Counterfactual Reasoning and the Do-Calculus

Pearl's framework defines structural causal models through endogenous variables, exogenous variables drawn from a joint distribution, and structural equations of the form X = f_X(Pa_X, U_X). An intervention do(X=x) replaces the equation for X with the constant X := x, which graphically removes all incoming arrows to X and produces the interventional distribution P(Y=y | do(X=x)). The do-calculus supplies three graphical rules, each justified by d-separation statements in suitably mutilated versions of the original DAG, that transform expressions containing the do operator into equivalent expressions using only observational probabilities whenever identification succeeds. The rules respectively authorize insertion or deletion of observations, exchange of an action for an observation, and insertion or deletion of an action.
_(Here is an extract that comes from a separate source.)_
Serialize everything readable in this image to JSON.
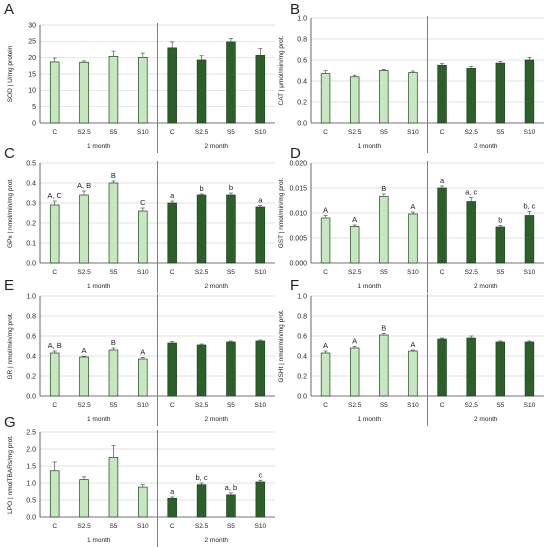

Counterfactual queries are evaluated by first using observed data to fix the exogenous variables and then simulating the same structural equations under the hypothetical intervention, thereby comparing the factual and counterfactual worlds within a single model. These formal elements underpin recent applications that generate stable local and regional counterfactual rules from random forests, produce minimal policy adjustments in reinforcement learning that reach target returns, adapt latent-shift generation to three-dimensional CT classifiers, and employ contextual counterfactuals to calibrate belief strengths across subjective and epistemic uncertainty.